Theology for the dying and the dead
Death has been on my mind for more than a year. I can trace its shadow back to a strange origin: The birth of my daughter.
I think about it every night, as we put her to bed. We help Olivia into her pajamas, watch her brush her teeth, read "Goodnight Moon" together, and say a prayer. The lights go out. The rocking chair creaks, Olivia sighs in her sleep, and my own mortality grips me. And holding her there in the darkness, I'm filled with a holy ache. The close of the evening is one tiny goodbye in a lifelong string of goodbyes.
I can't help but whisper Jesus' name. I hold my daughter tight, and I cling to the Gospel all the tighter.
"A theologian is born by living, nay dying and being damned, not by thinking, reading, or speculating," wrote Martin Luther. His words reflect the profound mystery: The kingdom of eternal life is hidden in dying and death. Here, the power of God is revealed to us through littleness, lostness, lastness, and leastness. It's revealed to us in a homeless carpenter, cast out by the outcast and crucified by the criminals.
It was this losing-as-winning Gospel that repelled even those closest to Christ. What kind of God comes to earth to save it from certain damnation and gets Himself killed? This stuff does not make for good action movies.

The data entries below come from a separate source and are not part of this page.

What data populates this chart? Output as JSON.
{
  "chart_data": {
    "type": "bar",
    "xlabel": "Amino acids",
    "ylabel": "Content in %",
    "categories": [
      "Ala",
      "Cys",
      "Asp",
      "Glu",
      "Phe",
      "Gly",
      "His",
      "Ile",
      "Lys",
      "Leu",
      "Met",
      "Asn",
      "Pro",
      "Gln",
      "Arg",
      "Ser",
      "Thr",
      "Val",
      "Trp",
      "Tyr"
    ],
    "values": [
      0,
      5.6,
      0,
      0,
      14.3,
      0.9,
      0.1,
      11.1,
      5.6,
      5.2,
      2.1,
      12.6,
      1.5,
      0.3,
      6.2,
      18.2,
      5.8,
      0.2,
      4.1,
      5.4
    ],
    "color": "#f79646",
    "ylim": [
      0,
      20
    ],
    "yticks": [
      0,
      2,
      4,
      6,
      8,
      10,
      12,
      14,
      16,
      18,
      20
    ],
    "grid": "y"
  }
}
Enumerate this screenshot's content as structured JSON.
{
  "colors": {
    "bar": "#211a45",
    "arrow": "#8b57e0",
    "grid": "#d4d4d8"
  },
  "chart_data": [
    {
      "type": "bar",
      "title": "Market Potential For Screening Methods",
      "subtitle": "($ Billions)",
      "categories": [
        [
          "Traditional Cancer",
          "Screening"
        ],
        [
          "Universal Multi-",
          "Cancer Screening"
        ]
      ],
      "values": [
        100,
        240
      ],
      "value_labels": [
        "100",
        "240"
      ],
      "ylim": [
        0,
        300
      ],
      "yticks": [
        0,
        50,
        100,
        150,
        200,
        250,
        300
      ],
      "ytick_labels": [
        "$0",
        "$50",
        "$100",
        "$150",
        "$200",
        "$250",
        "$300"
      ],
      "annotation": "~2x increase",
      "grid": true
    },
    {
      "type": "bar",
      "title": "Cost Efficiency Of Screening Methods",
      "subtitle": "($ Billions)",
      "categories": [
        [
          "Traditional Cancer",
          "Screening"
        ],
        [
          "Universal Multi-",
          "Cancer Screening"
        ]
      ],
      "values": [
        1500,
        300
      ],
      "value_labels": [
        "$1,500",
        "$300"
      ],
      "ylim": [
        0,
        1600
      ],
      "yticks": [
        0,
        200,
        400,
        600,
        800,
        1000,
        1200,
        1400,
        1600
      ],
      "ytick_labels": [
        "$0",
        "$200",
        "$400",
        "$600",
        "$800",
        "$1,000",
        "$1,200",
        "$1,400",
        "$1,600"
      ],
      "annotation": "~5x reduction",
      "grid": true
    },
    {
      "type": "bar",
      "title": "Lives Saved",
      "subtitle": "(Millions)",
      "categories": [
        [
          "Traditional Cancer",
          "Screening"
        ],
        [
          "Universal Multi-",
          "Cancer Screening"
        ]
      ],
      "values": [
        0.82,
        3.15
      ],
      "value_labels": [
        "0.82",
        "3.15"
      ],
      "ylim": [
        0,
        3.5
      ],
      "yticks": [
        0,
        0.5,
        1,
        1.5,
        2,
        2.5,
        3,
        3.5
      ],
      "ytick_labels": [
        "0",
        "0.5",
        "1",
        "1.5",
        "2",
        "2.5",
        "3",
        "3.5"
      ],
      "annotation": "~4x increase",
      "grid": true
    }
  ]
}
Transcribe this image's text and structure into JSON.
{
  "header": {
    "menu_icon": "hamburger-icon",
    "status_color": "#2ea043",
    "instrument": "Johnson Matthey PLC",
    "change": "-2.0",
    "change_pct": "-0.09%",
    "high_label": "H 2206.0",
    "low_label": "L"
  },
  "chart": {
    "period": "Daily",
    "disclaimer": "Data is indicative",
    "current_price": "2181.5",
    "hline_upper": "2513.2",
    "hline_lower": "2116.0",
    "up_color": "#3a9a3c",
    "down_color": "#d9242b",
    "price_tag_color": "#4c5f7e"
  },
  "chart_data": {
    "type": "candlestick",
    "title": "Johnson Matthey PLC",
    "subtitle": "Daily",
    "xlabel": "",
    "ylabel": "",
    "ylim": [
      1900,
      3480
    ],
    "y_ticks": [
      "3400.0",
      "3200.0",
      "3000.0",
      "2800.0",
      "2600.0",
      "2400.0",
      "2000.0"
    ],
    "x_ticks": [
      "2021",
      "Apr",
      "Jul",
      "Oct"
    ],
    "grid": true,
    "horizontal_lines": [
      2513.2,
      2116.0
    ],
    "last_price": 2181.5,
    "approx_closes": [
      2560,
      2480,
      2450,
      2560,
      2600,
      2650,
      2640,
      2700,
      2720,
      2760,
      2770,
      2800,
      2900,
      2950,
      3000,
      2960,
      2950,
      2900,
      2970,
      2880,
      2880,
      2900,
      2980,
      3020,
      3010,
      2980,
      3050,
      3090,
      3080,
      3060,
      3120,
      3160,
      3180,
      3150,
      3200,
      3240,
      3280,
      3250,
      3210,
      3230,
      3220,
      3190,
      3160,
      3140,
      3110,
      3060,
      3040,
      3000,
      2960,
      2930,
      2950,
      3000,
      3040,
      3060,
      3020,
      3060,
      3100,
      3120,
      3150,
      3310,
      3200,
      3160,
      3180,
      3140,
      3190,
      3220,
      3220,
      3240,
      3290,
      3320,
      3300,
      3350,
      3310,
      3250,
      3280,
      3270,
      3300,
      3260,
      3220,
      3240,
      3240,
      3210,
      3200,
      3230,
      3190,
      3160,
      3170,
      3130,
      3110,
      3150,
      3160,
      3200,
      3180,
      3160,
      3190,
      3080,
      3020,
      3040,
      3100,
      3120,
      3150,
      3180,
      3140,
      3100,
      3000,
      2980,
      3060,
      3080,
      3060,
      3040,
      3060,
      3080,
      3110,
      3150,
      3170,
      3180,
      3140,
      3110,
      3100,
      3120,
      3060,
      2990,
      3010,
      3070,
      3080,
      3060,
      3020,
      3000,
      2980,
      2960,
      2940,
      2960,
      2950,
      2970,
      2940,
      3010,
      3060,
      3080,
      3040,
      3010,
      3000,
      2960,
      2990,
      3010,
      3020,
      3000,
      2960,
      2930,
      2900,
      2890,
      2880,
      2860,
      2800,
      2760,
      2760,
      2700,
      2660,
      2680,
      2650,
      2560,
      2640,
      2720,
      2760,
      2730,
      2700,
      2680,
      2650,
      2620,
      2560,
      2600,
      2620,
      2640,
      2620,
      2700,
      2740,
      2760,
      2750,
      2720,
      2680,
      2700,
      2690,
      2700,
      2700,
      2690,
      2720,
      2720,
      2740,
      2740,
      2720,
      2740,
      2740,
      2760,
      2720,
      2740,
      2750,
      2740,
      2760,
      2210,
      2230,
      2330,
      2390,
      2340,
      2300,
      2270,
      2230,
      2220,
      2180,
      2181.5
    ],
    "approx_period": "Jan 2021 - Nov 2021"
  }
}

Saint Paul makes this life-through-deathness the climax of his letter to the Romans, intimately tying the work of the Spirit to the death of the flesh:
We know that the whole creation has been groaning as in the pains of childbirth right up to the present time. Not only so, but we ourselves, who have the firstfruits of the Spirit, groan inwardly as we wait eagerly for our adoption as sons, the redemption of our bodies. For in this hope we were saved. But hope that is seen is no hope at all. Who hopes for what he already has? But if we hope for what we do not yet have, we wait for it patiently.
And later:
Who shall separate us from the love of Christ? Shall trouble or hardship or persecution or famine or nakedness or danger or sword? As it is written: "For your sake we face death all day long; we are considered as sheep to be slaughtered." No, in all these things we are more than conquerors through him who loved us. For I am convinced that neither death nor life, neither angels nor demons, neither the present nor the future, nor any powers, neither height nor depth, nor anything else in all creation, will be able to separate us from the love of God that is in Christ Jesus our Lord.
I draw attention to "in all these things" -- and specifically the word "in" -- because this passage is easy to misread. Paul isn't speaking as if we were an undefeated football team, plowing over our impending slaughter without a scratch. Instead, he points out that it is in our very sheepish slaughter that we are conquerors through Christ--the Lamb of God who was first slaughtered for our sake.
I am in no way saying that we somehow pay for our sin with our individual deaths, as Christ paid for the world's sin with His own death. Rather, we are brought through death (by the death of Christ), and into resurrection (in the resurrection of Christ) so that our bodies may be redeemed. Christ blazed the trail, and the Spirit carries us along down that same path, washed in his blood the whole way.
This eschatology must inform our preaching of the Law: Its fulfillment is tied up in this trail-blazing suffering, death, burial and resurrection I've been harping on. Too often, we tend to use the various uses of the Law like the blades of a pocket knife--pulling them out to tackle whatever situation is at hand. But the Law is not so easily divided. The Law certainly gives us directions--the so-called "third use"--but the roadmap laid out is inseperable from its final destination: the grave. The struggles, sufferings, and death we face along the way aren't merely the deterrents of the world, they are the divine vocation God has called us to.
To put it succinctly for other Lutherans, this is the theology of the Cross. And it turns the whole world on its head. Any shred of safety we used to try and find in "doing the right thing" has been torn from beneath us, so that all we have left to lean on is Christ's looming death--and the blazing hope beyond it. "But hope that is seen is no hope at all."
In the end then, I savor these quiet moments I spend holding my daughter. With each passing moment, each fading goodbye, each final word, and that one final breath, the kingdom unfolds before us.